Overall, there weren't many surprises, to my eye, although I'm quite pleased to see John Hawkes nominated as a supporting actor in Winter's Bone, even though I haven't seen it, since he played Sol Star on Deadwood and was consistently one of my favorite parts of the show (also, he's a fellow Minnesotan, so I feel a sort of reserved fondness for him that befits the mild-mannered stereotype).  I've been a Natalie Portman fan for ages -- and through many years of substandard movies -- so I'm glad she's finally found a role that give her a decent shot at the Oscar (although she was nominated for Closer), and I loved Helena Bonham Carter in The King's Speech, therefore they are my picks for their respective categories.

For actors, we'll go with Colin Firth in a leading role -- because how great was he in The King's Speech? -- and I'll play the odds and pick Christian Bale for the supporting win because I've heard his performance in The Fighter is the best he's ever been (my sentimental pick, though, is Geoffrey Rush, because I love him).

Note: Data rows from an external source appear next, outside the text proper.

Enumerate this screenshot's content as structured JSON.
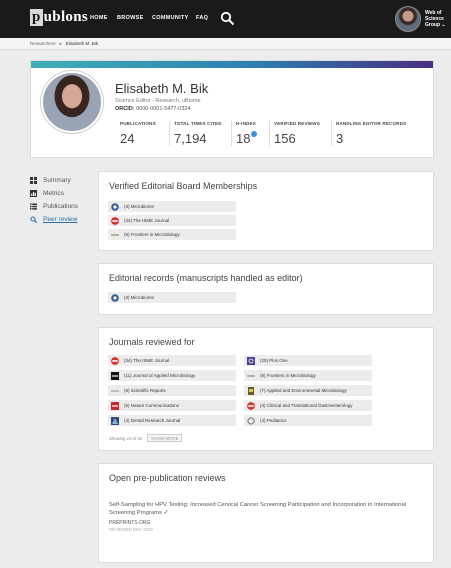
{
  "nav": {
    "logo": "publons",
    "items": [
      "HOME",
      "BROWSE",
      "COMMUNITY",
      "FAQ"
    ],
    "wos_label": [
      "Web of",
      "Science",
      "Group ⌄"
    ]
  },
  "breadcrumb": {
    "root": "Researchers",
    "separator": "▸",
    "current": "Elisabeth M. Bik"
  },
  "profile": {
    "name": "Elisabeth M. Bik",
    "subtitle": "Science Editor - Research, uBiome",
    "orcid_label": "ORCID:",
    "orcid": "0000-0001-5477-0324",
    "stats": [
      {
        "label": "PUBLICATIONS",
        "value": "24"
      },
      {
        "label": "TOTAL TIMES CITED",
        "value": "7,194"
      },
      {
        "label": "H-INDEX",
        "value": "18"
      },
      {
        "label": "VERIFIED REVIEWS",
        "value": "156"
      },
      {
        "label": "HANDLING EDITOR RECORDS",
        "value": "3"
      }
    ]
  },
  "sidebar": {
    "items": [
      "Summary",
      "Metrics",
      "Publications",
      "Peer review"
    ]
  },
  "editorial_board": {
    "title": "Verified Editorial Board Memberships",
    "items": [
      "(3) Microbiome",
      "(34) The ISME Journal",
      "(9) Frontiers in Microbiology"
    ]
  },
  "editorial_records": {
    "title": "Editorial records (manuscripts handled as editor)",
    "items": [
      "(3) Microbiome"
    ]
  },
  "journals_reviewed": {
    "title": "Journals reviewed for",
    "left": [
      "(34) The ISME Journal",
      "(11) Journal of Applied Microbiology",
      "(8) Scientific Reports",
      "(5) Nature Communications",
      "(4) Dental Research Journal"
    ],
    "right": [
      "(20) Plos One",
      "(9) Frontiers in Microbiology",
      "(7) Applied and Environmental Microbiology",
      "(4) Clinical and Translational Gastroenterology",
      "(4) Pediatrics"
    ],
    "showing": "Showing 10 of 42",
    "show_more": "SHOW MORE"
  },
  "open_reviews": {
    "title": "Open pre-publication reviews",
    "review_title": "Self-Sampling for HPV Testing: Increased Cervical Cancer Screening Participation and Incorporation in International Screening Programs",
    "check": "✓",
    "source": "PREPRINTS.ORG",
    "date": "REVIEWED MAY 2018"
  }
}
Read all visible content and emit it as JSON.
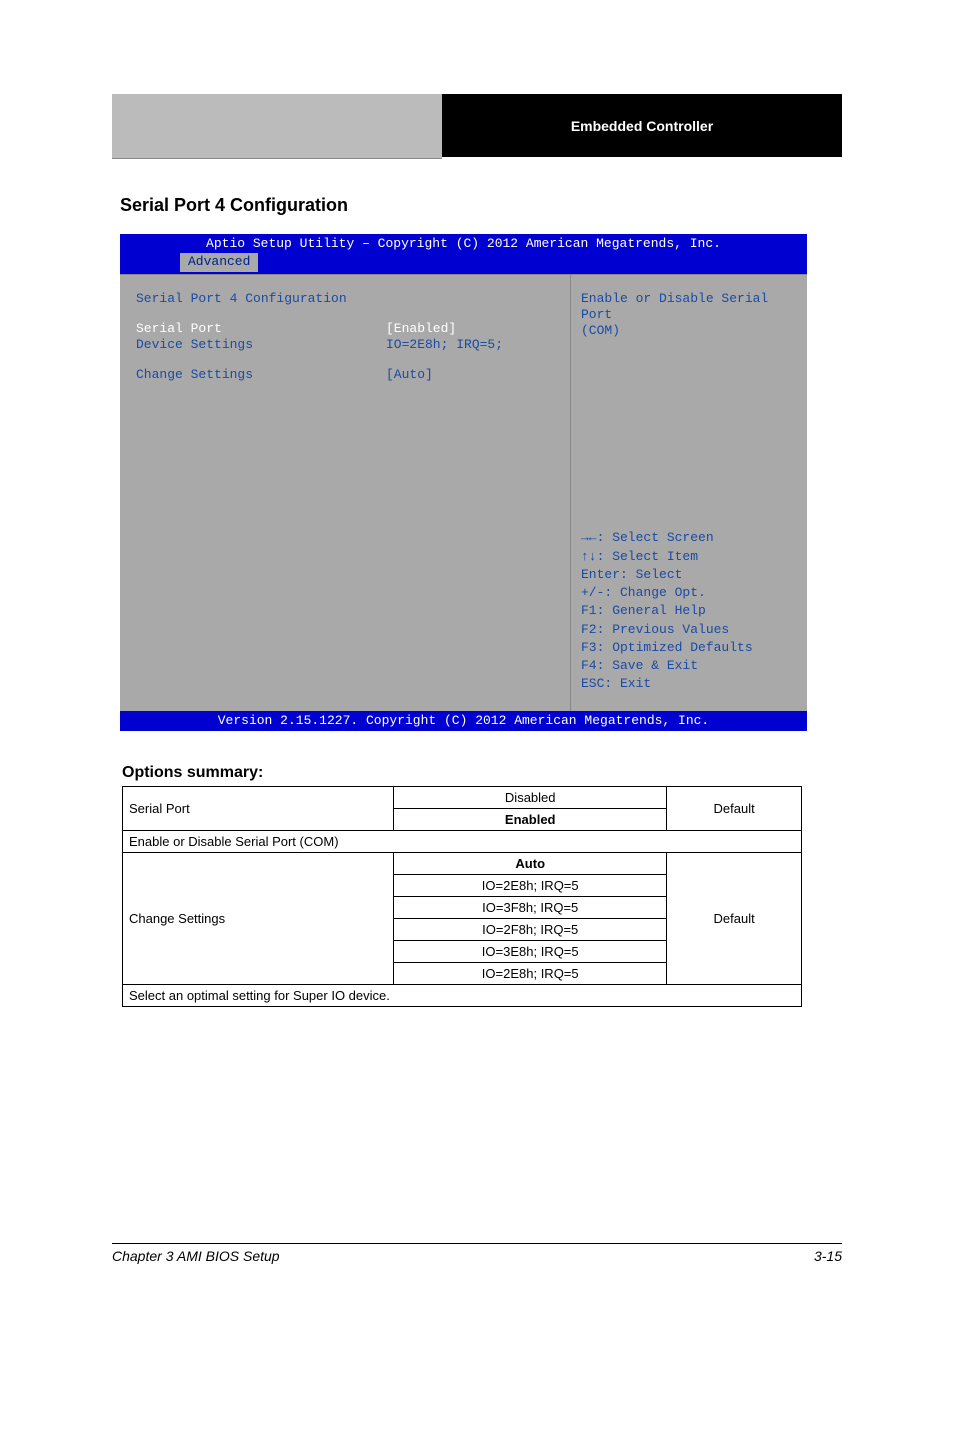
{
  "header": {
    "right_title": "Embedded Controller"
  },
  "section_heading": "Serial Port 4 Configuration",
  "bios": {
    "top_bar": "Aptio Setup Utility – Copyright (C) 2012 American Megatrends, Inc.",
    "tab": "Advanced",
    "title": "Serial Port 4 Configuration",
    "rows": {
      "serial_port": {
        "label": "Serial Port",
        "value": "[Enabled]"
      },
      "device_settings": {
        "label": "Device Settings",
        "value": "IO=2E8h; IRQ=5;"
      },
      "change_settings": {
        "label": "Change Settings",
        "value": "[Auto]"
      }
    },
    "help_text_line1": "Enable or Disable Serial Port",
    "help_text_line2": "(COM)",
    "keys": {
      "k1": "→←: Select Screen",
      "k2": "↑↓: Select Item",
      "k3": "Enter: Select",
      "k4": "+/-: Change Opt.",
      "k5": "F1: General Help",
      "k6": "F2: Previous Values",
      "k7": "F3: Optimized Defaults",
      "k8": "F4: Save & Exit",
      "k9": "ESC: Exit"
    },
    "bottom_bar": "Version 2.15.1227. Copyright (C) 2012 American Megatrends, Inc."
  },
  "options": {
    "heading": "Options summary:",
    "table1": {
      "row_label": "Serial Port",
      "opt1": "Disabled",
      "opt2_label": "Enabled",
      "opt2_flag": "Default",
      "desc": "Enable or Disable Serial Port (COM)"
    },
    "table2": {
      "row_label": "Change Settings",
      "opt1_label": "Auto",
      "opt1_flag": "Default",
      "opt2": "IO=2E8h; IRQ=5",
      "opt3": "IO=3F8h; IRQ=5",
      "opt4": "IO=2F8h; IRQ=5",
      "opt5": "IO=3E8h; IRQ=5",
      "opt6": "IO=2E8h; IRQ=5",
      "desc": "Select an optimal setting for Super IO device."
    }
  },
  "footer": {
    "left": "Chapter 3 AMI BIOS Setup",
    "right": "3-15"
  }
}
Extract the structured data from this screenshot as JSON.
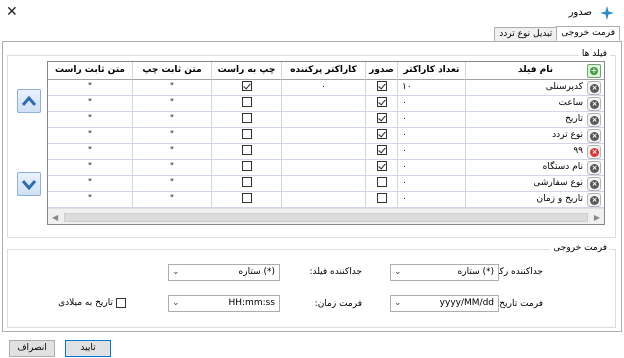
{
  "window": {
    "title": "صدور",
    "close_icon": "close-icon",
    "app_icon": "sparkle-icon"
  },
  "tabs": [
    {
      "label": "فرمت خروجی",
      "active": true
    },
    {
      "label": "تبدیل نوع تردد",
      "active": false
    }
  ],
  "fields_group": {
    "legend": "فیلد ها",
    "columns": {
      "field_name": "نام فیلد",
      "char_count": "تعداد کاراکتر",
      "export": "صدور",
      "filler_char": "کاراکتر پرکننده",
      "left_to_right": "چپ به راست",
      "fixed_text_left": "متن ثابت چپ",
      "fixed_text_right": "متن ثابت راست"
    },
    "rows": [
      {
        "name": "کدپرسنلی",
        "count": "۱۰",
        "export": true,
        "filler": "۰",
        "ltr": true,
        "left_text": "\"",
        "right_text": "\"",
        "remove_style": "gray"
      },
      {
        "name": "ساعت",
        "count": "۰",
        "export": true,
        "filler": "",
        "ltr": false,
        "left_text": "\"",
        "right_text": "\"",
        "remove_style": "gray"
      },
      {
        "name": "تاریخ",
        "count": "۰",
        "export": true,
        "filler": "",
        "ltr": false,
        "left_text": "\"",
        "right_text": "\"",
        "remove_style": "gray"
      },
      {
        "name": "نوع تردد",
        "count": "۰",
        "export": true,
        "filler": "",
        "ltr": false,
        "left_text": "\"",
        "right_text": "\"",
        "remove_style": "gray"
      },
      {
        "name": "۹۹",
        "count": "۰",
        "export": true,
        "filler": "",
        "ltr": false,
        "left_text": "\"",
        "right_text": "\"",
        "remove_style": "red"
      },
      {
        "name": "نام دستگاه",
        "count": "۰",
        "export": true,
        "filler": "",
        "ltr": false,
        "left_text": "\"",
        "right_text": "\"",
        "remove_style": "gray"
      },
      {
        "name": "نوع سفارشی",
        "count": "۰",
        "export": false,
        "filler": "",
        "ltr": false,
        "left_text": "\"",
        "right_text": "\"",
        "remove_style": "gray"
      },
      {
        "name": "تاریخ و زمان",
        "count": "۰",
        "export": false,
        "filler": "",
        "ltr": false,
        "left_text": "\"",
        "right_text": "\"",
        "remove_style": "gray"
      }
    ],
    "add_icon": "plus-icon",
    "move_up_icon": "chevron-up-icon",
    "move_down_icon": "chevron-down-icon"
  },
  "format_group": {
    "legend": "فرمت خروجی",
    "record_separator_label": "جداکننده رکورد:",
    "record_separator_value": "ستاره (*)",
    "field_separator_label": "جداکننده فیلد:",
    "field_separator_value": "ستاره (*)",
    "date_format_label": "فرمت تاریخ:",
    "date_format_value": "yyyy/MM/dd",
    "time_format_label": "فرمت زمان:",
    "time_format_value": "HH:mm:ss",
    "gregorian_label": "تاریخ به میلادی",
    "gregorian_checked": false
  },
  "buttons": {
    "ok": "تایید",
    "cancel": "انصراف"
  }
}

Director?  Anyone's guess, though I'll be rooting for the Minnesota entrants, the Coen Bros.

The nominees for original screenplay were read before those for adapted screenplay, so I had a moment where I thought Aaron Sorkin had been snubbed, but The Social Network was adapted from a book, so no worries there.  I was underwhelmed by the movie on the whole, but Sorkin is such a brilliant writer (see: The West Wing) that you can't not nominate him, especially for a movie so relevant to the millions who use Facebook on an hourly basis.  (Personally, I don't feel comfortable being logged into the site.)  As someone who occasionally struggles with the necessary writerly task of world-building, I would love to see Christopher Nolan win the original screenplay prize for Inception, but I think he'll have a tough time winning voters away from The King's Speech, which is so utterly charming and thoroughly entertaining that it will probably win.  The latter film also has the advantage of not requiring the audience to follow four or five levels of story simultaneously, all moving on different timelines.

The no-contest category: Toy Story 3 will crush the competition in the animated feature race, because 1) Pixar always wins, and 2) everyone liked TS3 because it was even better than the previous two and it made us all cry.

N.B.: Having not seen many of the nominated films, my predictions are hindered by ignorance.